The world’s top grower is now in its April-to-September mid-crop and port arrivals are seen outpacing last year’s record harvest.

However, farmers in the Daloa, San Pedro, Bouafle and Abengourou regions complained that their output has fallen dramatically this season due to a harsher-than-usual dry season and a strong Harmattan weather phenomenon.

“On a three-hectare plantation last year we’d already have six 70-kilogramme sacks of good-quality beans.

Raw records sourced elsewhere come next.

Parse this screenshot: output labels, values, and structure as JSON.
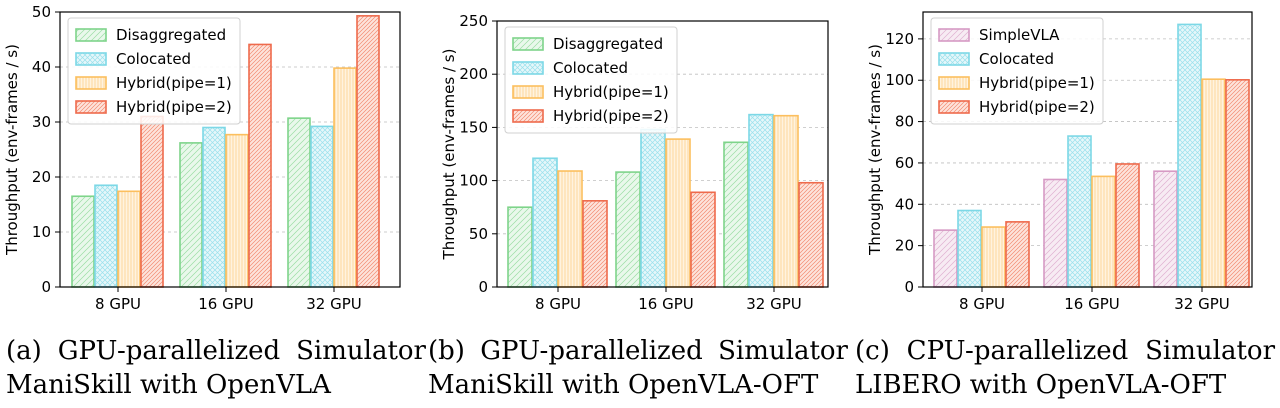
{
  "chart_data": [
    {
      "type": "bar",
      "title": "",
      "xlabel": "",
      "ylabel": "Throughput (env-frames / s)",
      "categories": [
        "8 GPU",
        "16 GPU",
        "32 GPU"
      ],
      "ylim": [
        0,
        50
      ],
      "yticks": [
        0,
        10,
        20,
        30,
        40,
        50
      ],
      "legend_position": "top-left",
      "grid": true,
      "series": [
        {
          "name": "Disaggregated",
          "values": [
            16.5,
            26.2,
            30.7
          ],
          "color": "#7ed48a",
          "fill": "#e9f8eb",
          "pattern": "diag"
        },
        {
          "name": "Colocated",
          "values": [
            18.5,
            29.0,
            29.2
          ],
          "color": "#7dd8e6",
          "fill": "#e6f7fa",
          "pattern": "cross"
        },
        {
          "name": "Hybrid(pipe=1)",
          "values": [
            17.4,
            27.7,
            39.8
          ],
          "color": "#fcbf5e",
          "fill": "#fff3df",
          "pattern": "vert"
        },
        {
          "name": "Hybrid(pipe=2)",
          "values": [
            31.0,
            44.1,
            49.3
          ],
          "color": "#ee6a4c",
          "fill": "#fde4dc",
          "pattern": "dense"
        }
      ],
      "caption_line1": "(a)  GPU-parallelized  Simulator",
      "caption_line2": "ManiSkill with OpenVLA"
    },
    {
      "type": "bar",
      "title": "",
      "xlabel": "",
      "ylabel": "Throughput (env-frames / s)",
      "categories": [
        "8 GPU",
        "16 GPU",
        "32 GPU"
      ],
      "ylim": [
        0,
        250
      ],
      "yticks": [
        0,
        50,
        100,
        150,
        200,
        250
      ],
      "legend_position": "top-left",
      "grid": true,
      "series": [
        {
          "name": "Disaggregated",
          "values": [
            75,
            108,
            136
          ],
          "color": "#7ed48a",
          "fill": "#e9f8eb",
          "pattern": "diag"
        },
        {
          "name": "Colocated",
          "values": [
            121,
            148,
            162
          ],
          "color": "#7dd8e6",
          "fill": "#e6f7fa",
          "pattern": "cross"
        },
        {
          "name": "Hybrid(pipe=1)",
          "values": [
            109,
            139,
            161
          ],
          "color": "#fcbf5e",
          "fill": "#fff3df",
          "pattern": "vert"
        },
        {
          "name": "Hybrid(pipe=2)",
          "values": [
            81,
            89,
            98
          ],
          "color": "#ee6a4c",
          "fill": "#fde4dc",
          "pattern": "dense"
        }
      ],
      "caption_line1": "(b)  GPU-parallelized  Simulator",
      "caption_line2": "ManiSkill with OpenVLA-OFT"
    },
    {
      "type": "bar",
      "title": "",
      "xlabel": "",
      "ylabel": "Throughput (env-frames / s)",
      "categories": [
        "8 GPU",
        "16 GPU",
        "32 GPU"
      ],
      "ylim": [
        0,
        133
      ],
      "yticks": [
        0,
        20,
        40,
        60,
        80,
        100,
        120
      ],
      "legend_position": "top-left",
      "grid": true,
      "series": [
        {
          "name": "SimpleVLA",
          "values": [
            27.5,
            52.0,
            56.0
          ],
          "color": "#d69ac4",
          "fill": "#f7ebf3",
          "pattern": "diag"
        },
        {
          "name": "Colocated",
          "values": [
            37.0,
            73.0,
            127.0
          ],
          "color": "#7dd8e6",
          "fill": "#e6f7fa",
          "pattern": "cross"
        },
        {
          "name": "Hybrid(pipe=1)",
          "values": [
            29.0,
            53.5,
            100.5
          ],
          "color": "#fcbf5e",
          "fill": "#fff3df",
          "pattern": "vert"
        },
        {
          "name": "Hybrid(pipe=2)",
          "values": [
            31.5,
            59.5,
            100.2
          ],
          "color": "#ee6a4c",
          "fill": "#fde4dc",
          "pattern": "dense"
        }
      ],
      "caption_line1": "(c)  CPU-parallelized  Simulator",
      "caption_line2": "LIBERO with OpenVLA-OFT"
    }
  ]
}
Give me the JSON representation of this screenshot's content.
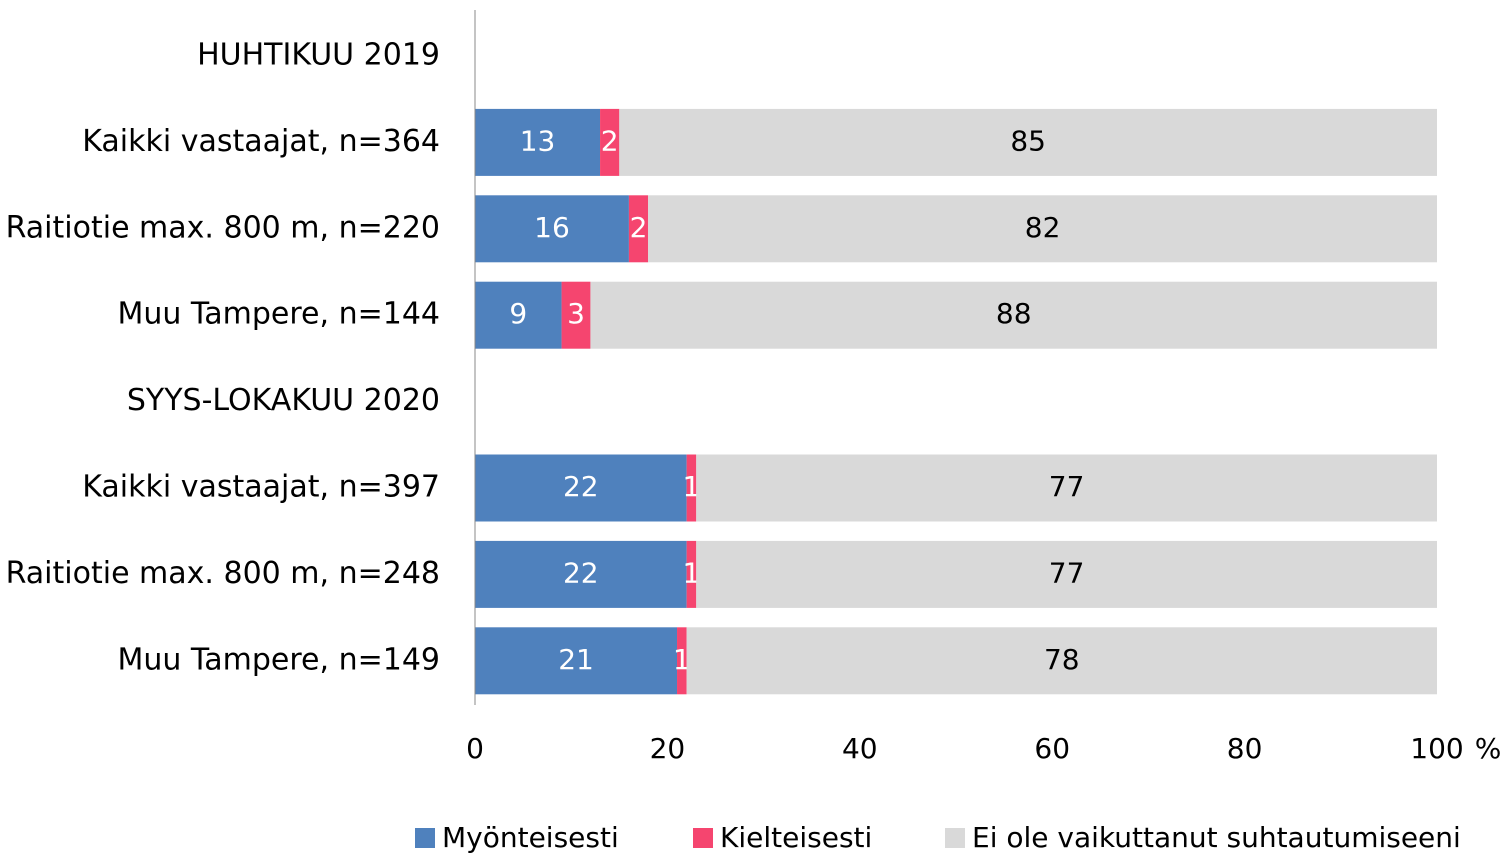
{
  "chart_data": {
    "type": "stacked_barh",
    "categories": [
      "HUHTIKUU 2019",
      "Kaikki vastaajat, n=364",
      "Raitiotie max. 800 m, n=220",
      "Muu Tampere, n=144",
      "SYYS-LOKAKUU 2020",
      "Kaikki vastaajat, n=397",
      "Raitiotie max. 800 m, n=248",
      "Muu Tampere, n=149"
    ],
    "series": [
      {
        "name": "Myönteisesti",
        "color": "#4f81bd",
        "label_color": "#ffffff",
        "values": [
          null,
          13,
          16,
          9,
          null,
          22,
          22,
          21
        ]
      },
      {
        "name": "Kielteisesti",
        "color": "#f5456f",
        "label_color": "#ffffff",
        "values": [
          null,
          2,
          2,
          3,
          null,
          1,
          1,
          1
        ]
      },
      {
        "name": "Ei ole vaikuttanut suhtautumiseeni",
        "color": "#d9d9d9",
        "label_color": "#000000",
        "values": [
          null,
          85,
          82,
          88,
          null,
          77,
          77,
          78
        ]
      }
    ],
    "xlim": [
      0,
      100
    ],
    "xticks": [
      0,
      20,
      40,
      60,
      80,
      100
    ],
    "xlabel": "%",
    "legend": "bottom"
  }
}
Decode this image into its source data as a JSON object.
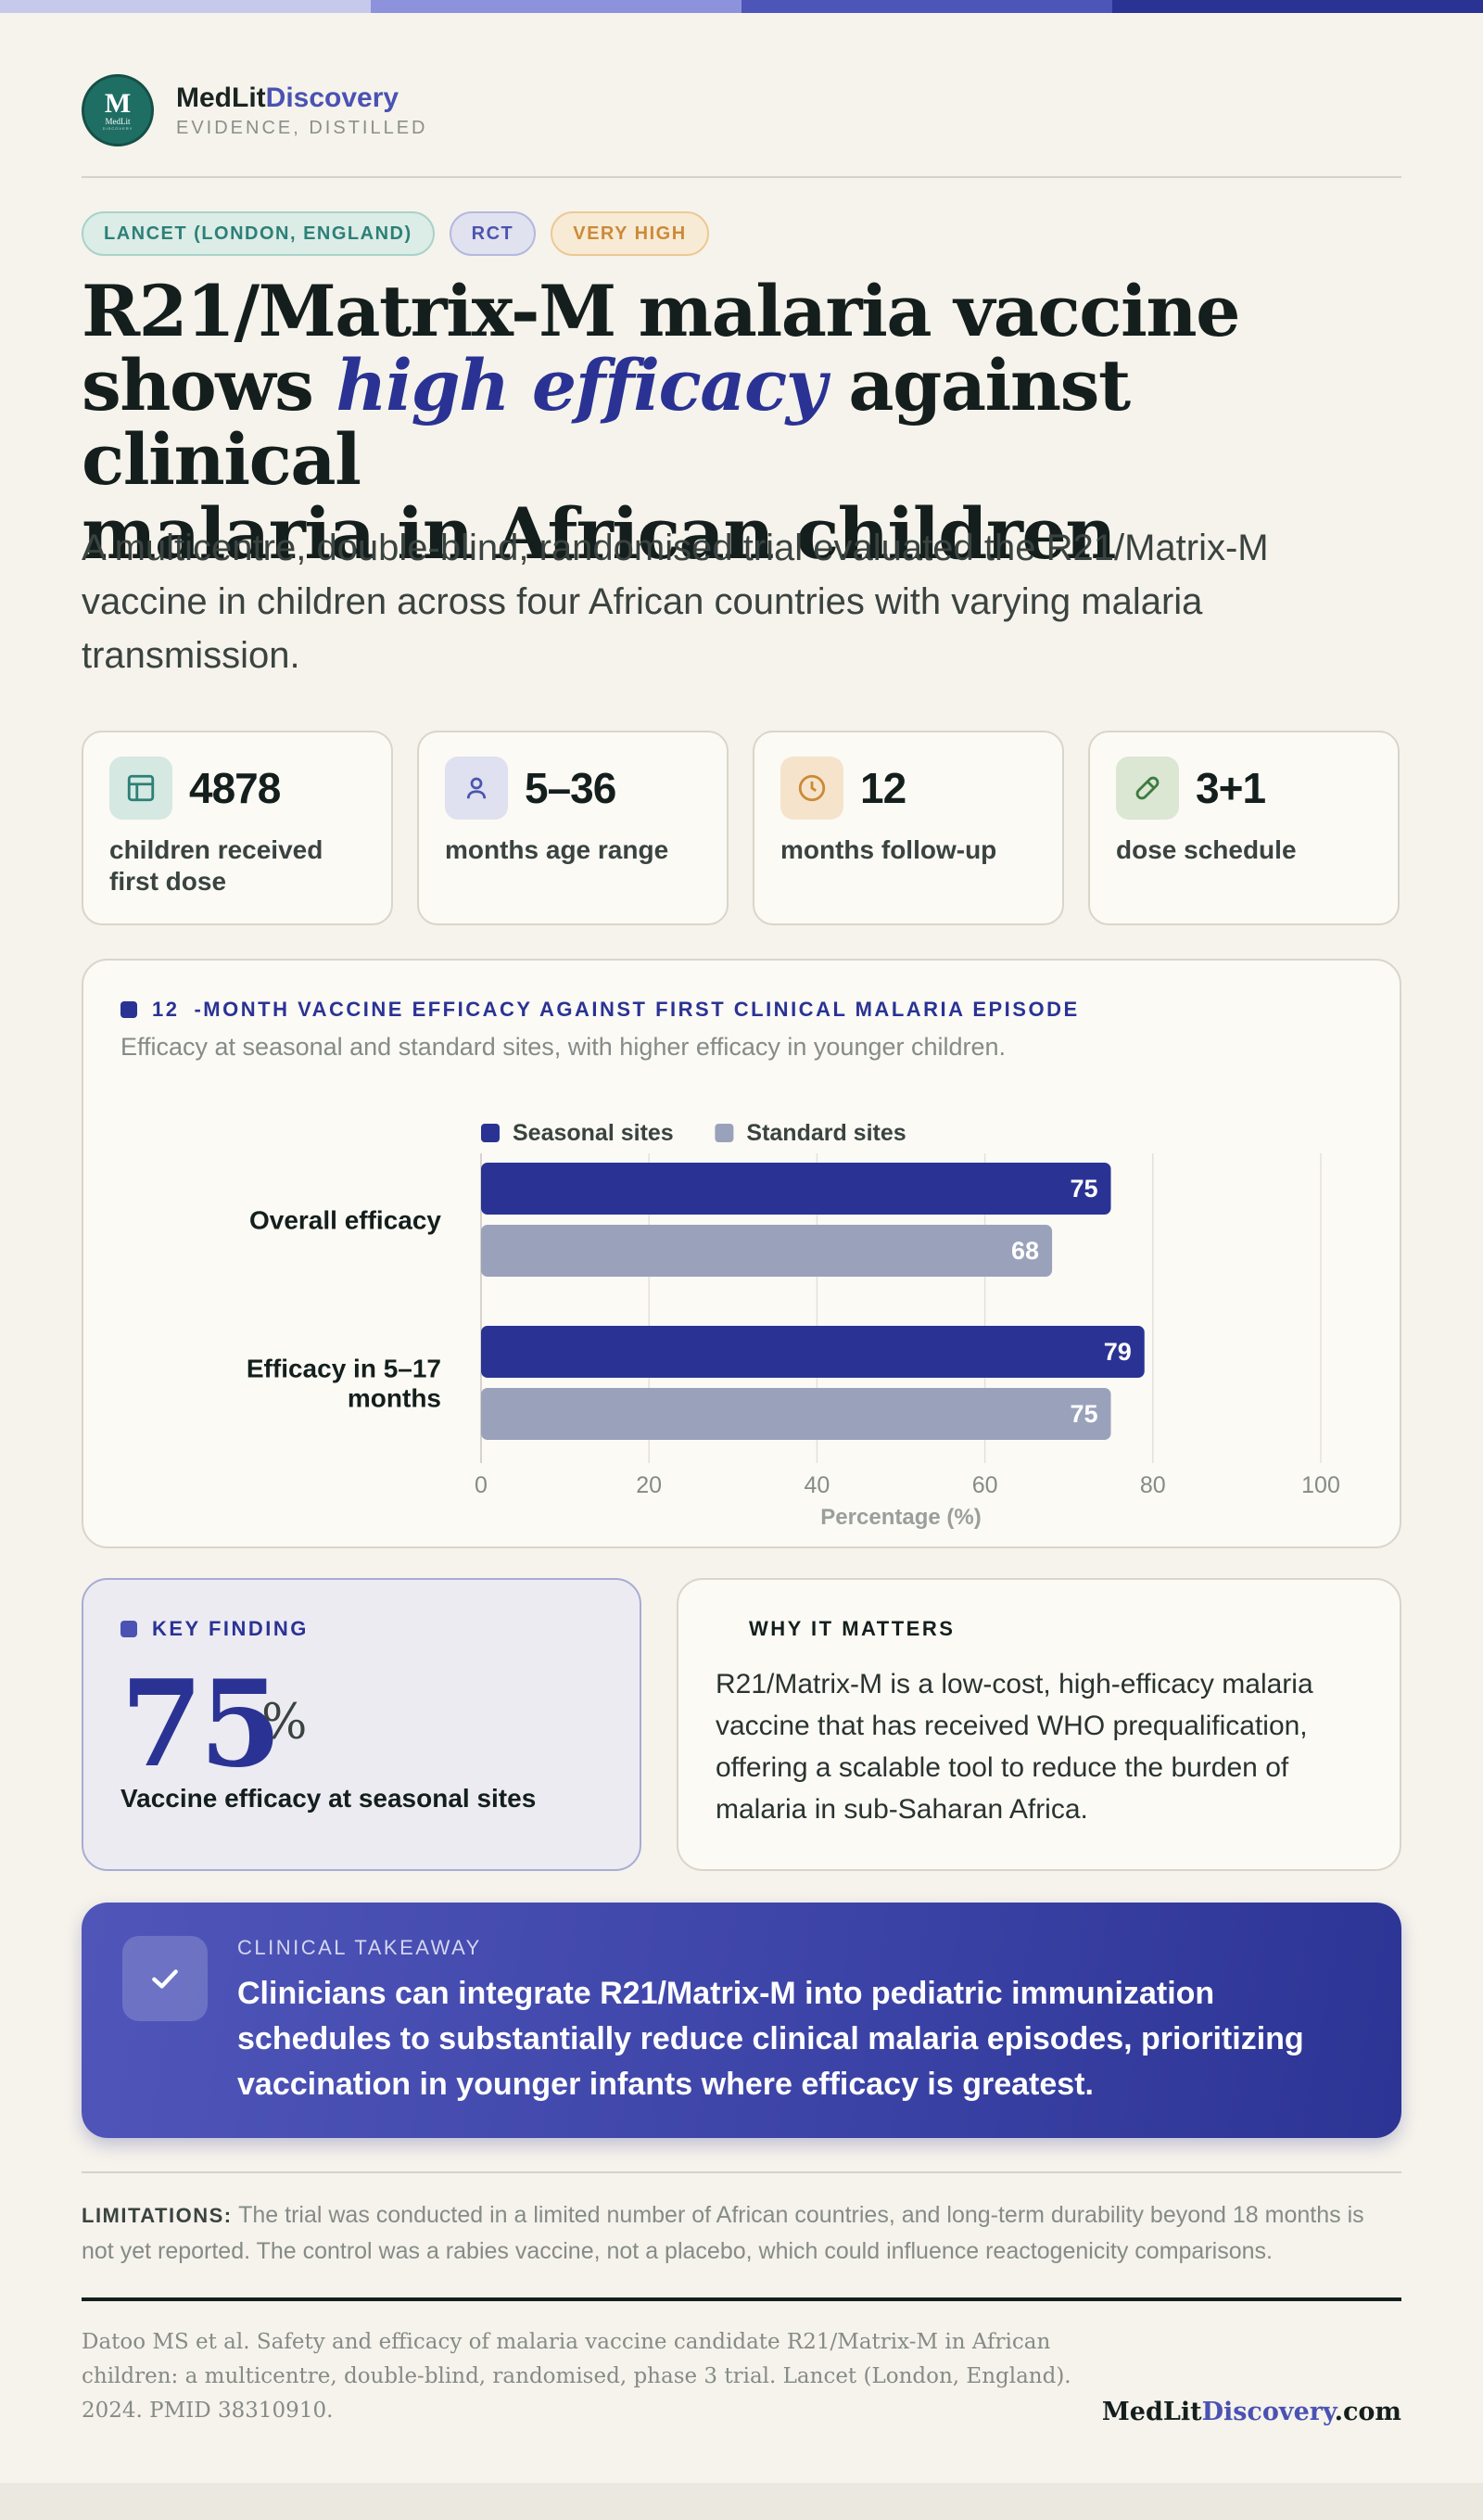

This year we don’t even have half that,” said farmer and cooperative manager Attoungbre Kouame in Daloa.

Daloa typically produces around a quarter of Ivory Coast’s national output.

Cocoa growers typically prepare plantations for the following season’s October-to-March main crop in June and July.

Farmers recruit laborers, apply pesticides and anti-fungal treatments and purchase fertilizers to boost yields.

But as farmers approach this crucial period in the four regions, they said they are short of cash and, with few mid-crop pods expected to be ready to harvest in the coming weeks, have few prospects for raising funds in time.

“If there’s no money to prepare the plantations now, we’ll have to worry about disease at the start of the main crop and big losses,” said Labbe Zoungrana, who farms near San Pedro.

The coastal region was among the hardest hit by this year’s dry conditions, which farmers say reduced the main crop harvest and delayed the start of the mid-crop there.

“We haven’t had this kind of drought in five years. There is very little harvesting right now,” Zoungrana said.

The Abengourou region and other areas along Ivory Coast’s eastern border with No.2 producer Ghana have also struggled this season with low volumes and small bean size.

“There is just a bit of cocoa, but we are losing a lot of money because we have to sort our beans in order to gather the big ones,” said N’Dri Kouao, a farmer and cooperative manager from Niable on the Ghanaian border.

Ivory Coast’s eastern cocoa-growing regions are generally known for the high quality of their beans.

“It’s hard to sell beans and I think it will be difficult for many of us to get ready for the main crop,” Kouao said.